Some non-deterministic layers are mentioned in the docs of torch.use_deterministic_algorithms.

papoo13 · March 3, 2023, 3:07pm

Thank you for the reply. I do not face the reproducibility issue on the same GPU model but when I run my code on two different machines ( I have the same environment, seeds are set up and also determinism is True and I do not get any warning regarding non-deterministic function), I get different results. I have a Bayesian model used in continual set up and I use the learned posterior as the next prior (= part of the ELBO loss) and even tiny changes in the first posterior causes the differences to grow larger and larger in such a set up. Any idea why running the code on two different machines doesn’t lead to reproducible results even when everything has been set up?

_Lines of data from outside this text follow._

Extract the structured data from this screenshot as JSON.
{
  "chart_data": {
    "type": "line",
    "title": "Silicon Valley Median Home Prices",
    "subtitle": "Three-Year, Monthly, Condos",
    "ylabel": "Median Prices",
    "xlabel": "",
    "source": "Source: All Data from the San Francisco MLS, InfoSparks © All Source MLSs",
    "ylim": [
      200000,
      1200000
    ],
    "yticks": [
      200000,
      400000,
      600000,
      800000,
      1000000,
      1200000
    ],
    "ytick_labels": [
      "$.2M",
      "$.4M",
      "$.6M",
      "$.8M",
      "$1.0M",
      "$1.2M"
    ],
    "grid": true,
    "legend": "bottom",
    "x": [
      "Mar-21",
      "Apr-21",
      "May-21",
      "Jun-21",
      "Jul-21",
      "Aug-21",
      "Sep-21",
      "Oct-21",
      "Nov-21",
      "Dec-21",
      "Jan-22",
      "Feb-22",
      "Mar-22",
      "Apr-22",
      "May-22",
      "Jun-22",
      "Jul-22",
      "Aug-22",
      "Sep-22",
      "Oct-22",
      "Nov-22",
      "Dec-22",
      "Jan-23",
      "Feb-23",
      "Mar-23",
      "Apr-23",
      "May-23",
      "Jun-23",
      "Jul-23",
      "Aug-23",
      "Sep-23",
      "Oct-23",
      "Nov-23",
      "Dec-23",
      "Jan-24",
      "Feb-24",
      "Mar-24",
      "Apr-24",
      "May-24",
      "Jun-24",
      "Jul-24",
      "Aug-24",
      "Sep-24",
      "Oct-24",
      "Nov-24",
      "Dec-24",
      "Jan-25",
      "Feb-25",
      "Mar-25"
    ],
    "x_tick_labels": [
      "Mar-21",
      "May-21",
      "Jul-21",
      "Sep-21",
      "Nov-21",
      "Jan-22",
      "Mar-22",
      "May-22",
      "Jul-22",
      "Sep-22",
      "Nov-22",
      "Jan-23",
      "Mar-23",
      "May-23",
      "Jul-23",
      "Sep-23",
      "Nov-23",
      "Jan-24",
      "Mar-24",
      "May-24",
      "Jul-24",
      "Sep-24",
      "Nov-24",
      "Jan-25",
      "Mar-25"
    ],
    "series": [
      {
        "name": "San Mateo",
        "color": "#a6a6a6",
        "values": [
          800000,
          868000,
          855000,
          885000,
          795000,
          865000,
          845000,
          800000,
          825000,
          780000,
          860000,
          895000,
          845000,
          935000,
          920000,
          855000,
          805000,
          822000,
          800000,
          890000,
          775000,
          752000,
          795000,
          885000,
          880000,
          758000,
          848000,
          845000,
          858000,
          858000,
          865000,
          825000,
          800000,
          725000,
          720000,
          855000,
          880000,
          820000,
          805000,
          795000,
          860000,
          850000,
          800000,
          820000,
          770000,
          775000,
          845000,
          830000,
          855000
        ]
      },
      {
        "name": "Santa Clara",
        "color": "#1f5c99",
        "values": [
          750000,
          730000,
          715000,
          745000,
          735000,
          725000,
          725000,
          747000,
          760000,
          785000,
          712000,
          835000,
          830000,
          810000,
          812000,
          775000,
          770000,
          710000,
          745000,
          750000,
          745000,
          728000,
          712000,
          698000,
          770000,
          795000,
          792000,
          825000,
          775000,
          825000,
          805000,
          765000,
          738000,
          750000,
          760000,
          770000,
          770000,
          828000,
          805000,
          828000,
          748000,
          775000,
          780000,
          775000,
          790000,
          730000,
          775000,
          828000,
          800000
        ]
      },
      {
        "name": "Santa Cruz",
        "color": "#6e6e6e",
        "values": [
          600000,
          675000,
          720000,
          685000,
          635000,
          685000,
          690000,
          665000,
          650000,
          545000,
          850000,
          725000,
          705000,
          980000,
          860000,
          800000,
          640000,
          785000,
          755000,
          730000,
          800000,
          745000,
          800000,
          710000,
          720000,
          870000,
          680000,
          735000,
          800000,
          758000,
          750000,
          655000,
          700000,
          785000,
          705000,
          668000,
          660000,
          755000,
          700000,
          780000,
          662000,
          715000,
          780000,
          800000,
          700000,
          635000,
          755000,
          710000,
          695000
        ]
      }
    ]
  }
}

ptrblck · March 3, 2023, 7:04pm

Bitwise-identical results between different setups are not guaranteed since e.g. different code paths could be used based on the GPU capability.
Using deterministic settings should make sure to yield deterministic outputs on the same setup.
You should also note that both setups will run into the same limit of the floating point precision and none of them is “more correct” than the other assuming both are using the same dtype.